American Literature of the Sea and Great Lakes
LINDBERGH, ANNE MORROW (1906- ). Anne Morrow Lindbergh was born in 1906 in Englewood, New Jersey. Her father, Dwight Whitney Morrow, was ambassador to Mexico when Charles Lindbergh visited Mexico City in 1928, soon after he had completed his famous solo transatlantic crossing. Lindbergh and Anne Morrow met in Mexico City, and they married soon after her graduation from Smith College in 1929. Anne Lindbergh quickly developed the skills of an aviator and provided invaluable assistance to her husband in their explorations for new air travel routes. In the course of their voyages by seaplane, the Lindberghs visited many islands and developed a strong knowledge of the sea, which is particularly evident in one of Anne’s accounts of their travels, Listen! the Wind (1938). Generally a shy and reserved individual, Anne often found the stresses of the couple’s fame a challenge, one greatly heightened by the publicity surrounding the kidnapping and death of their first child and the ensuing trial two years later. She recounted these experiences in her five volumes of diaries and letters, covering 1922 to 1944.
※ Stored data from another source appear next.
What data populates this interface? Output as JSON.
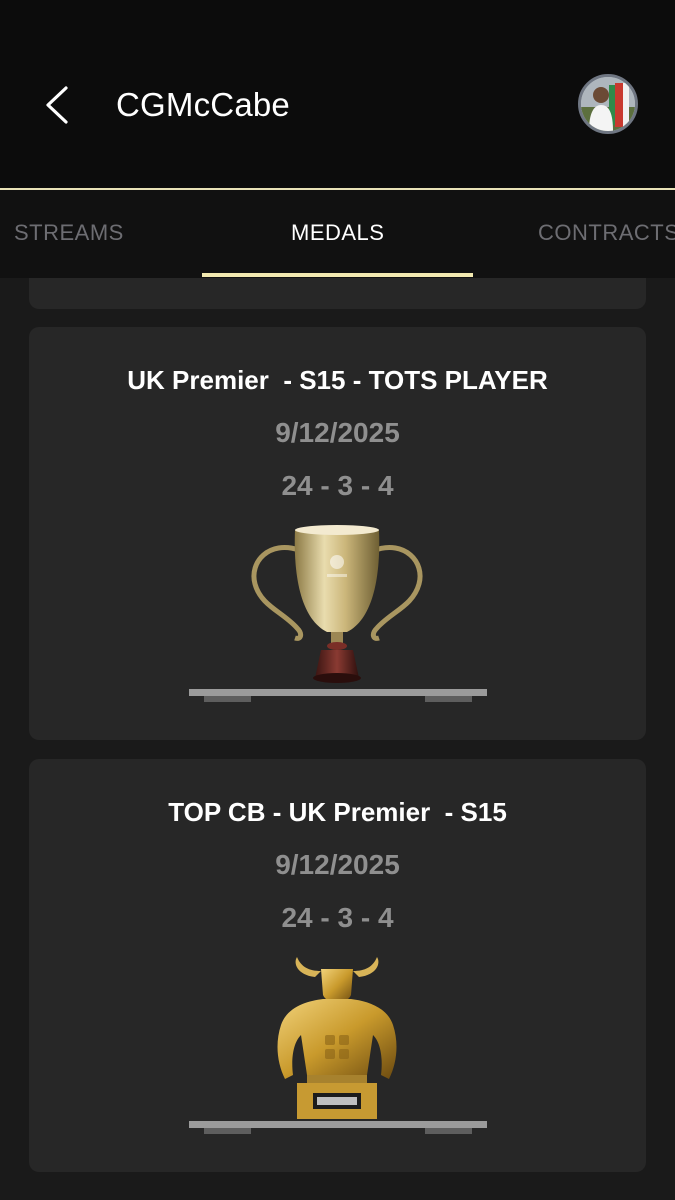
{
  "header": {
    "title": "CGMcCabe",
    "back_icon": "chevron-left-icon",
    "avatar_icon": "profile-avatar"
  },
  "tabs": [
    {
      "label": "STREAMS",
      "active": false
    },
    {
      "label": "MEDALS",
      "active": true
    },
    {
      "label": "CONTRACTS",
      "active": false
    }
  ],
  "colors": {
    "accent": "#f2e9b0",
    "header_bg": "#0c0c0c",
    "card_bg": "#272727",
    "page_bg": "#1a1a1a",
    "muted_text": "#8f8f8f"
  },
  "medals": [
    {
      "title": "UK Premier  - S15 - TOTS PLAYER",
      "date": "9/12/2025",
      "record": "24 - 3 - 4",
      "icon": "gold-cup-trophy-icon"
    },
    {
      "title": "TOP CB - UK Premier  - S15",
      "date": "9/12/2025",
      "record": "24 - 3 - 4",
      "icon": "golden-bull-trophy-icon"
    }
  ]
}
Lindbergh found solace and escape in life outside the United States—in part on remote islands, particularly off the coast of Florida. Retreats in the early 1940s and especially in the spring of 1955 provided the foundation for her best-known work, Gift from the Sea (1955), in which she uses a similar visit to a beach to explore a woman’s relationships with others. Lindbergh found reflections of society’s problems in the sea and in seashells found at the beach, and she drew many of her insights from the ocean. Gift from the Sea spent eighty weeks on the best-seller list; after fifty-one weeks in the top slot, it was replaced by her collection of poems, The Unicorn and Other Poems (1956), a volume that includes a number of poems with a seaside setting. A good recent biography is Susan Hertog’s Anne Morrow Lindbergh: Her Life (1999).